AMC Esquire 7

On Saturday night, while Anne and Joanie were dancing up a storm at the Touhill, I went to the movies. I walked to our neighborhood theater, the Esquire 7. The 75 year-old Esquire was closed for most of this year, while it underwent a major renovation. It reopened in October, but Saturday was the first time that I had visited it. In fact by sheer coincidence, Saturday, was the theater’s actual birthday. It first opened on November 8, 1939. I saw Christopher Nolan’s “Interstellar” in the main theater. I liked the movie, but I loved the venue more. The renovation preserved elements of the theater’s Art Deco styling, while introducing many modern conveniences.

The first innovation that I encountered though wasn’t so convenient. Ticket tellers have been replaced with kiosks. Like the U-scans at grocery stores these kiosks are an exercise in watching your fellow-man fumble with new technology, while you are left to wait and watch. I have long since learned that trying to help your fellow shoppers is not constructive. It only slows them down.

I was mystified why they had introduced assigned seating, because it really slowed down my ticketing, but seeing the auditorium with its red sea of barcaloungers, the assigned seating made more sense. They spiffed up the regular concession stand and also added a bar.
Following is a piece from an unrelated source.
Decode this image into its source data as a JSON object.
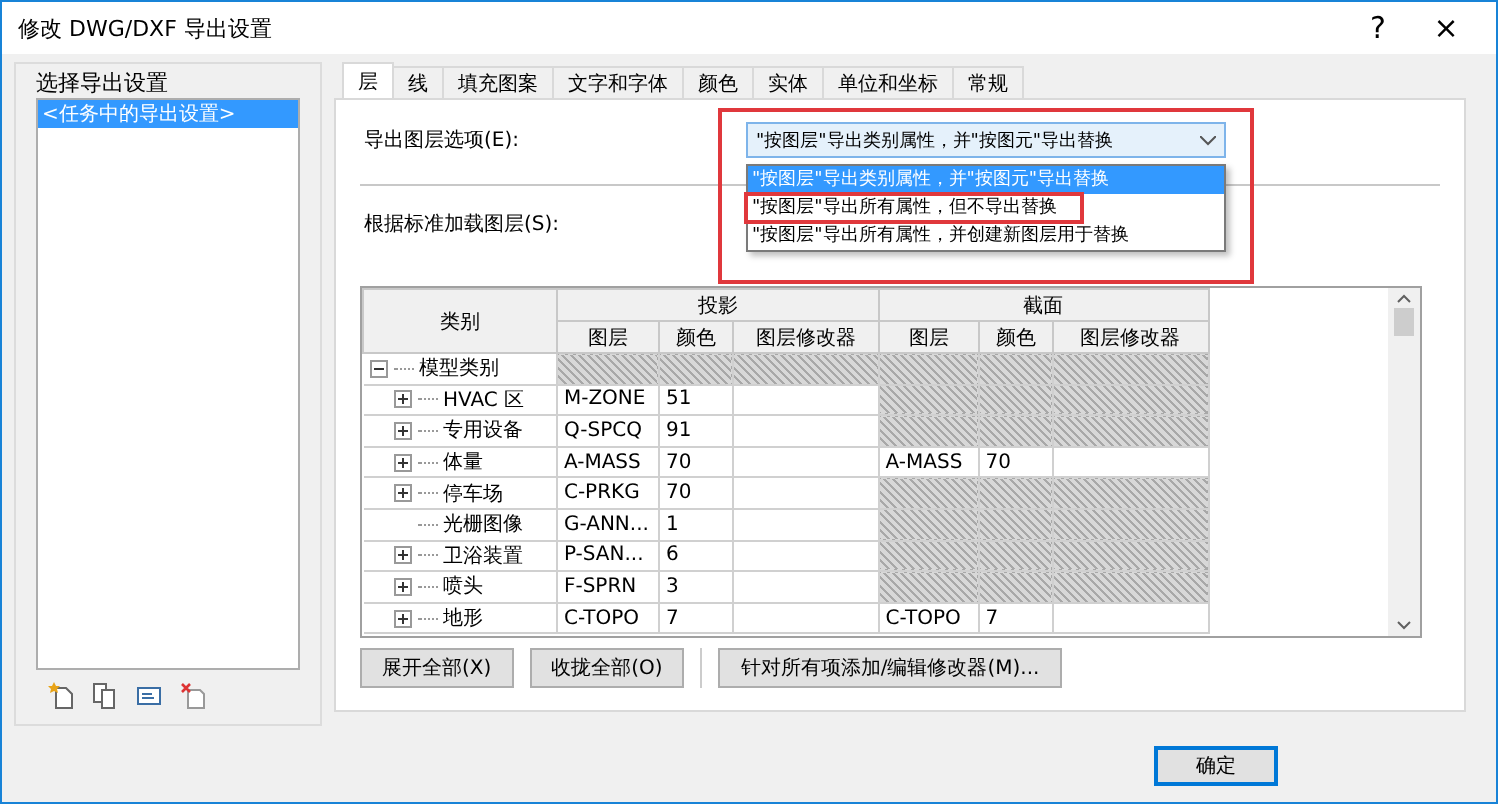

I think that this arrangement puts them ahead of their crosstown rivals, the Landmark theater chain.

The real draw from this renovation though are the lounge chairs. They come in two varieties, single and double. Mine was a single, but I did have to ask the woman in the neighboring double how you operate the chairs. I ended up sitting upright, instead of reclined, mainly because it was easier to eat my popcorn that way. Overall, I am very pleased with the Esquire’s makeover. It has been our neighborhood theater for almost half its lifetime and with this renovation it looks like it will be for some time to come.

Looking back over our shared histories, there are a few things that come to mind. The fact that the Esquire has always been in easy walking distance, has always been a major draw. Not only for Anne and I, but when the boys were old enough to go out at night and were not yet old enough to drive, it gave them a safe place to go.

On the other hand, when it was still only the Esquire 3, I drove to the Esquire to see Patrick Swayze’s “Roadhouse”, a schlocky movie that has somehow obtained cult status. I almost never stay and watch the credits. Just ask Joanie, but for this movie I did. When I exited the theater to the parking lot, it was a sea of police lights. There had been a shooting and the car next to mine had a bullet hole in its trunk.

Finally, but also firstly, there was the thunder-snow incident. We had just moved to Saint Louis. We were exiting a Sunday matinée and it was thundering and snowing at the same time. We were scheduled to drive across town to visit friends that evening. We begged off. Saint Louis was snowbound for three days.